María aguarda con los discípulos en el cenáculo. Jesús en sus discursos de despedida insistió mucho en la importancia de su "regreso al Padre". Nos invita a estar unidos en oración, invocando el don del Espíritu Santo.
BENEDICTO XVI
"REGINA CAELI"
Domingo de la Ascensión del Señor, 4 de mayo de 2008
Queridos hermanos y hermanas:
Hoy se celebra en varios países, entre los cuales Italia, la solemnidad de la Ascensión de Cristo al cielo, misterio de la fe que el libro de los Hechos de los Apóstoles sitúa cuarenta días después de la resurrección (cf. Hch 1, 3-11); por eso, en el Vaticano y en algunas naciones del mundo ya se celebró el jueves pasado. Después de la Ascensión, los primeros discípulos permanecieron reunidos en el Cenáculo, en torno a la Madre de Jesús, en ferviente espera del don del Espíritu Santo, prometido por Jesús (cf. Hch 1, 14). En este primer domingo de mayo, mes mariano, también nosotros revivimos esta experiencia, experimentando más intensamente la presencia espiritual de María. La plaza de San Pedro se presenta hoy como un "cenáculo" al aire libre, lleno de fieles, en gran parte miembros de la Acción católica italiana, a los cuales me dirigiré después de la oración mariana del Regina caeli.

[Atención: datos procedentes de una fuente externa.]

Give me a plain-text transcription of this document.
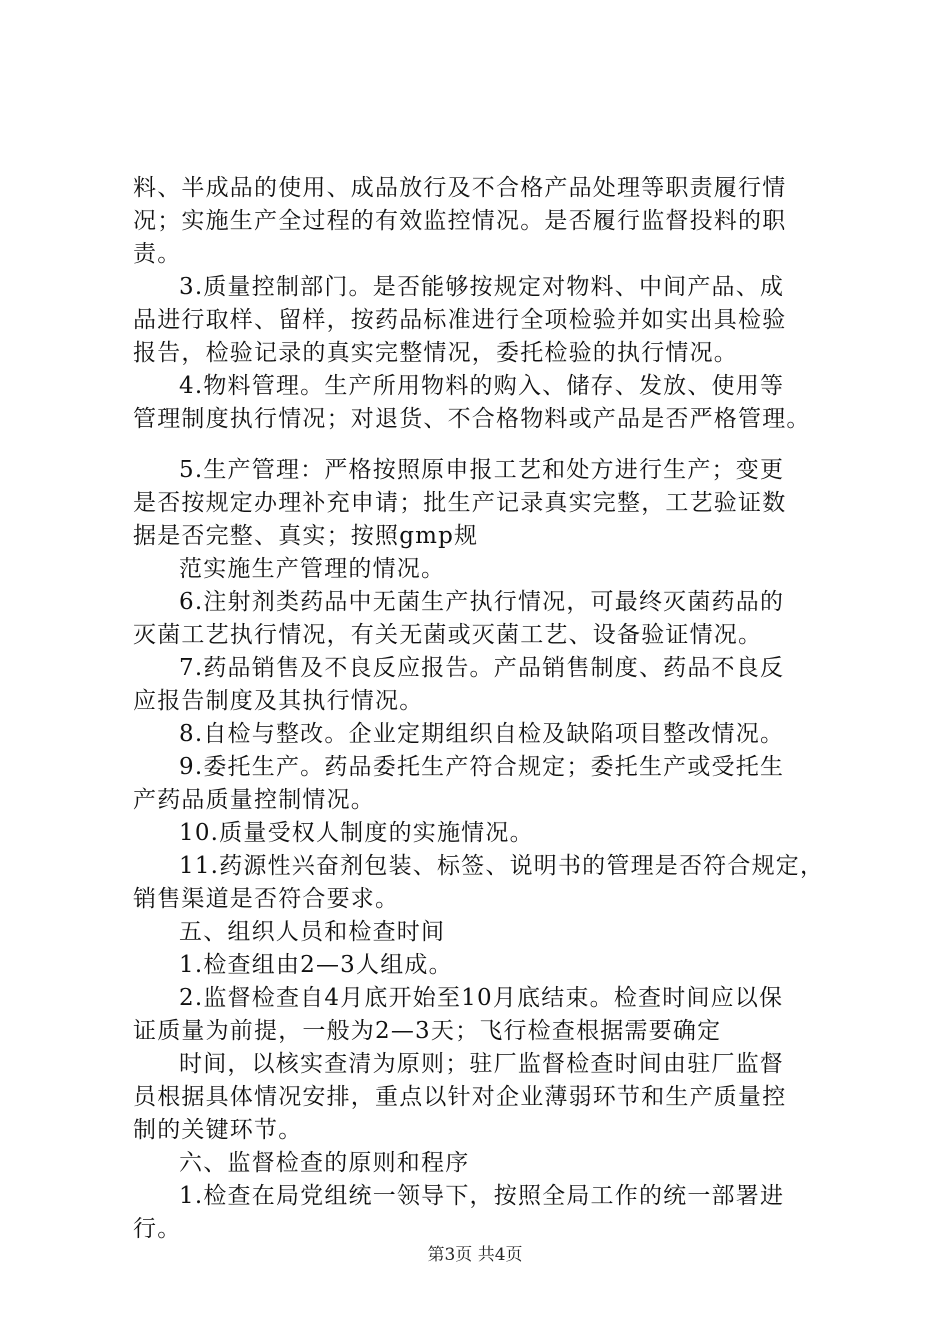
料、半成品的使用、成品放行及不合格产品处理等职责履行情
况；实施生产全过程的有效监控情况。是否履行监督投料的职
责。
3.质量控制部门。是否能够按规定对物料、中间产品、成
品进行取样、留样，按药品标准进行全项检验并如实出具检验
报告，检验记录的真实完整情况，委托检验的执行情况。
4.物料管理。生产所用物料的购入、储存、发放、使用等
管理制度执行情况；对退货、不合格物料或产品是否严格管理。
5.生产管理：严格按照原申报工艺和处方进行生产；变更
是否按规定办理补充申请；批生产记录真实完整，工艺验证数
据是否完整、真实；按照gmp规
范实施生产管理的情况。
6.注射剂类药品中无菌生产执行情况，可最终灭菌药品的
灭菌工艺执行情况，有关无菌或灭菌工艺、设备验证情况。
7.药品销售及不良反应报告。产品销售制度、药品不良反
应报告制度及其执行情况。
8.自检与整改。企业定期组织自检及缺陷项目整改情况。
9.委托生产。药品委托生产符合规定；委托生产或受托生
产药品质量控制情况。
10.质量受权人制度的实施情况。
11.药源性兴奋剂包装、标签、说明书的管理是否符合规定，
销售渠道是否符合要求。
五、组织人员和检查时间
1.检查组由2—3人组成。
2.监督检查自4月底开始至10月底结束。检查时间应以保
证质量为前提，一般为2—3天；飞行检查根据需要确定
时间，以核实查清为原则；驻厂监督检查时间由驻厂监督
员根据具体情况安排，重点以针对企业薄弱环节和生产质量控
制的关键环节。
六、监督检查的原则和程序
1.检查在局党组统一领导下，按照全局工作的统一部署进
行。
第3页 共4页
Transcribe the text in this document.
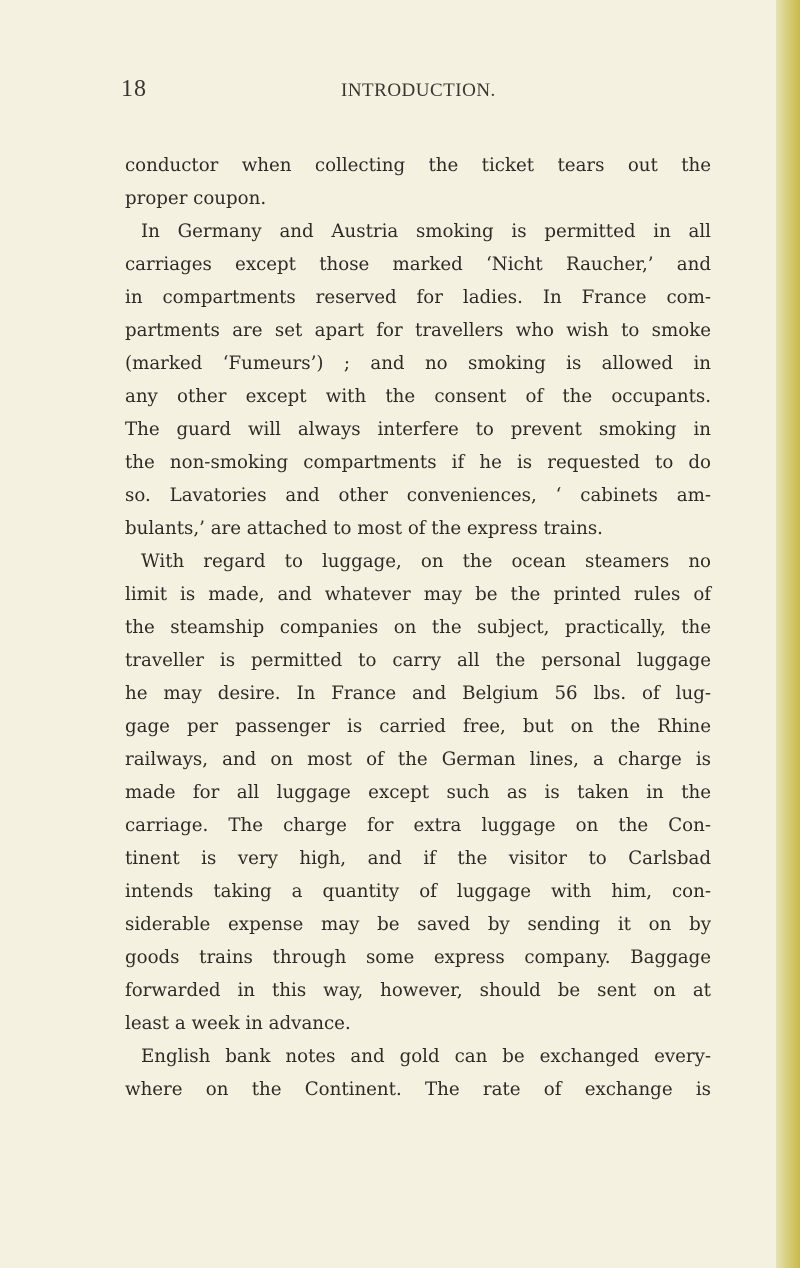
18	INTRODUCTION.
conductor when collecting the ticket tears out the
proper coupon.
In Germany and Austria smoking is permitted in all
carriages except those marked ‘Nicht Raucher,’ and
in compartments reserved for ladies. In France com-
partments are set apart for travellers who wish to smoke
(marked ‘Fumeurs’) ; and no smoking is allowed in
any other except with the consent of the occupants.
The guard will always interfere to prevent smoking in
the non-smoking compartments if he is requested to do
so. Lavatories and other conveniences, ‘ cabinets am-
bulants,’ are attached to most of the express trains.
With regard to luggage, on the ocean steamers no
limit is made, and whatever may be the printed rules of
the steamship companies on the subject, practically, the
traveller is permitted to carry all the personal luggage
he may desire. In France and Belgium 56 lbs. of lug-
gage per passenger is carried free, but on the Rhine
railways, and on most of the German lines, a charge is
made for all luggage except such as is taken in the
carriage. The charge for extra luggage on the Con-
tinent is very high, and if the visitor to Carlsbad
intends taking a quantity of luggage with him, con-
siderable expense may be saved by sending it on by
goods trains through some express company. Baggage
forwarded in this way, however, should be sent on at
least a week in advance.
English bank notes and gold can be exchanged every-
where on the Continent. The rate of exchange is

En sus discursos de despedida a los discípulos, Jesús insistió mucho en la importancia de su "regreso al Padre", coronamiento de toda su misión. En efecto, vino al mundo para llevar al hombre a Dios, no en un plano ideal —como un filósofo o un maestro de sabiduría—, sino realmente, como pastor que quiere llevar a las ovejas al redil. Este "éxodo" hacia la patria celestial, que Jesús vivió personalmente, lo afrontó totalmente por nosotros. Por nosotros descendió del cielo y por nosotros ascendió a él, después de haberse hecho semejante en todo a los hombres, humillado hasta la muerte de cruz, y después de haber tocado el abismo de la máxima lejanía de Dios.
Precisamente por eso, el Padre se complació en él y lo "exaltó" (Flp 2, 9), restituyéndole la plenitud de su gloria, pero ahora con nuestra humanidad. Dios en el hombre, el hombre en Dios: ya no se trata de una verdad teórica, sino real. Por eso la esperanza cristiana, fundamentada en Cristo, no es un espejismo, sino que, como dice la carta a los Hebreos, "en ella tenemos como una ancla de nuestra alma" (Hb 6, 19), una ancla que penetra en el cielo, donde Cristo nos ha precedido.
¿Y qué es lo que más necesita el hombre de todos los tiempos, sino esto: una sólida ancla para su vida? He aquí nuevamente el sentido estupendo de la presencia de María en medio de nosotros. Dirigiendo la mirada a ella, como los primeros discípulos, se nos remite inmediatamente a la realidad de Jesús: la Madre remite al Hijo, que ya no está físicamente entre nosotros, sino que nos espera en la casa del Padre. Jesús nos invita a no quedarnos mirando hacia lo alto, sino a estar juntos, unidos en la oración, para invocar el don del Espíritu Santo. En efecto, sólo a quien "nace de lo alto", es decir, del Espíritu Santo, se le abre la entrada en el reino de los cielos (cf. Jn 3, 3-5), y la primera "nacida de lo alto" es precisamente la Virgen María. Por tanto, nos dirigimos a ella en la plenitud de la alegría pascual.